Particle systems and the supercooled Stefan problem with non-integrable initial data

TL;DR

This paper models an infinite particle system to analyze the supercooled Stefan problem, providing new asymptotic limits, convergence rates, and insights into initial data with non-integrable properties, resolving existing conjectures.

Contribution

It introduces a particle system representation for the supercooled Stefan problem, including cases with non-integrable initial data, and establishes precise asymptotic behavior and convergence rates.

Findings

Derived a scaling limit representation for the supercooled Stefan problem.
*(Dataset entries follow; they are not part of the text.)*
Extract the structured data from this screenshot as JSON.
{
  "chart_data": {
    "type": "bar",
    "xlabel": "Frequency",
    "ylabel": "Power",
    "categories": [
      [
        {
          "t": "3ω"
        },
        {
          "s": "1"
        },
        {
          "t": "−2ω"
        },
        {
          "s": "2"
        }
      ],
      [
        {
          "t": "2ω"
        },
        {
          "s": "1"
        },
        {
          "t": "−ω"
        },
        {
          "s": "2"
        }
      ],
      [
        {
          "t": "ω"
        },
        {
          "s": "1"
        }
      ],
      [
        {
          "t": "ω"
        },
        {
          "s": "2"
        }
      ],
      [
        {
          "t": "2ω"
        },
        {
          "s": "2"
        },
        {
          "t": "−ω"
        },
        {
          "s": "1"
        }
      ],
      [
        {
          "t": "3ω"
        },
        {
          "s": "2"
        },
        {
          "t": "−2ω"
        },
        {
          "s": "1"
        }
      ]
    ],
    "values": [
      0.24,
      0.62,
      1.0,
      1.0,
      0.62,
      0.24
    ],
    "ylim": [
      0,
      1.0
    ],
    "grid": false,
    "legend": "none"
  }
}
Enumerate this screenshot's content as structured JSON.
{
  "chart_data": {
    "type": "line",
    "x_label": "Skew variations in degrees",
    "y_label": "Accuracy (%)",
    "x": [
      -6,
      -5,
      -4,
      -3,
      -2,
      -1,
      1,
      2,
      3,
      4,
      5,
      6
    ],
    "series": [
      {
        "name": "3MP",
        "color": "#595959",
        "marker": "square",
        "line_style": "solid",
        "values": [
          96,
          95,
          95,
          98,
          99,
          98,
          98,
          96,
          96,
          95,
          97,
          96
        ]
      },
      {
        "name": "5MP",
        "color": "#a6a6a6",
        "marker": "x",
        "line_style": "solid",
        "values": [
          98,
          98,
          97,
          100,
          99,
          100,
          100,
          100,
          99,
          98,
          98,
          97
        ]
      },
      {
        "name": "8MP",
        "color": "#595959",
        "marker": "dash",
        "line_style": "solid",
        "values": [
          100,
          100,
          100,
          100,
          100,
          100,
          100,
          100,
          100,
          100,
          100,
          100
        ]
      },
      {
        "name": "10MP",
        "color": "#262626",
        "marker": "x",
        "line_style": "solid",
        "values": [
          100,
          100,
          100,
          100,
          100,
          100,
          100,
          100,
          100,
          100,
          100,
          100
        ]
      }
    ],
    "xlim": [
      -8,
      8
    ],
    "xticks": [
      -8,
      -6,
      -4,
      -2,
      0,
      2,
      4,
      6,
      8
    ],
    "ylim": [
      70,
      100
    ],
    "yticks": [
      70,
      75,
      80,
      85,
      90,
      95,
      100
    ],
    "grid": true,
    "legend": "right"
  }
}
Resolved a conjecture regarding the asymptotic behavior of the barrier.

Analyzed properties of the Stefan problem with non-$L^1$ initial data.

Abstract

We consider an infinite system of particles on the positive real line, initiated from a Poisson point process, which move according to Brownian motion up until the hitting time of a barrier. The barrier increases when it is hit, allowing for the possibility of sequences of successive jumps to occur instantaneously. Under certain conditions, the scaling limit gives a representation for the supercooled Stefan problem and its free boundary. This allows us to give a precise asymptotic limit for the barrier and determine the rate of convergence, resolving a conjecture of arXiv:1112.6257. From this representation, we also investigate properties of the supercooled Stefan problem for initial data not in $L^1(\mathbb{R}^+)$. In a critical case, where the jump size matches the density of the Poisson process and the Stefan problem has an instantaneous explosion, we instead recover the same scaling limit result as in arXiv:1705.10017.